Though it’s technically a seed and not a grain, this ancient South American power food is packed with more protein than any other grain, and each uncooked cup of the stuff (about three servings) has 522 milligrams of omega-3 fatty acids. Your family will likely enjoy its light, nutty flavor for a change of pace at the dinner table. And it keeps well, so it makes an easy make-ahead lunch to pack for work or school.
Most of the couscous you see in stores is a form of pasta made from refined wheat flour. So when you’re eyeing the aisle for the healthiest couscous pick, look for the whole-wheat kind, most easily found in natural food stores. If you skip the refined version and go with the whole-grain type, it will net you 5 additional grams of fiber per serving.
Corn can be extremely healthy for you when it’s whole. A good source of B vitamins, magnesium and phosphorus, whole corn is also thought to increase healthy gut flora, which can ward off diabetes, heart disease and chronic inflammation. Yellow corn is also high in antioxidants.
The easiest way to eat it? Popcorn. You can buy the kernels and pop them in a microwave using a paper bag, or do it the old-fashioned way on the stovetop.
This grain is a winner when it comes to protein: According to the Whole Grains Council, it has all nine essential amino acids, making it a complete protein. It has plenty of magnesium and phosphorous; it may also be anti-inflammatory, and it’s safe to eat for those with celiac disease. Amaranth can be added to soup, cooked into a porridge or popped like popcorn!

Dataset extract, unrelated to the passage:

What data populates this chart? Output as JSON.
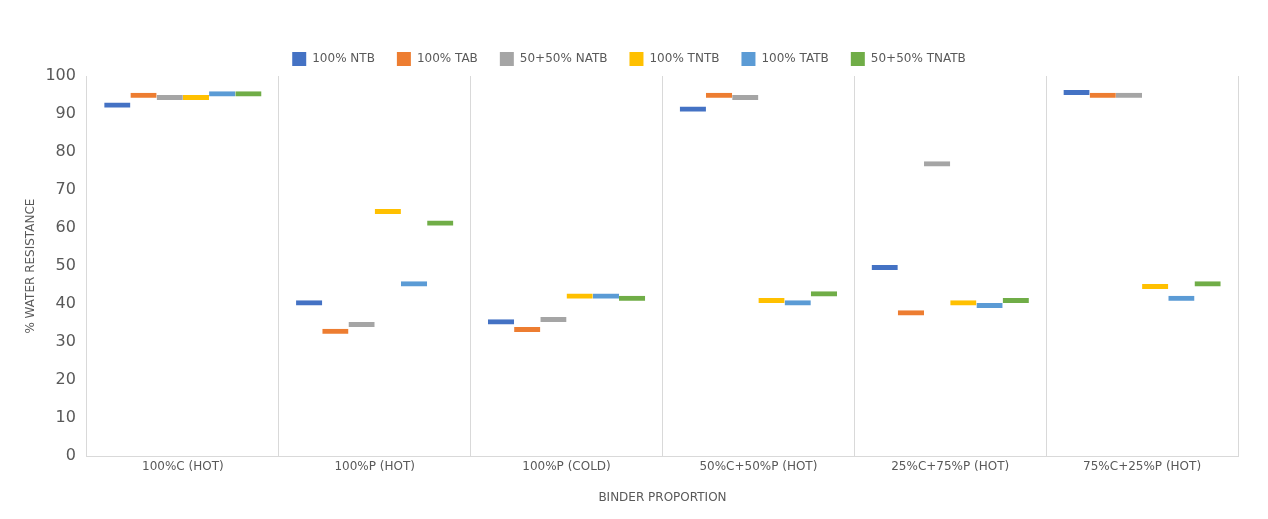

This grain is much more popular in other parts of the world beyond the U.S., but is gaining in popularity here in part because it’s gluten-free. Sorghum is also high in antioxidants and phytochemicals (which may help control cholesterol), as well as manganese, a mineral that’s critical for a healthy metabolism. Like amaranth, sorghum can be popped like popcorn; it’s also a great base for a grain bowl.
An ancient wheat grain with a nutty taste, farro is full of fiber and is a healthy source of iron and magnesium. A quarter-cup of the grain packs in 6 grams of protein; though it’s low in gluten, it’s not completely gluten-free so it’s not a good choice for those with celiac disease. Try tossing some cooked farro into a salad or using it as a base for a seafood or meat dish.
Technically a seed but considered part of the grain family, teff is loaded with calcium and high in resistant starch, a type of fiber that’s great for maintaining steady blood sugar levels. It’s also gluten-free and is found in many gluten-free products. Try baking breads, muffins, or cakes with teff flour for its sweet and nutty taste.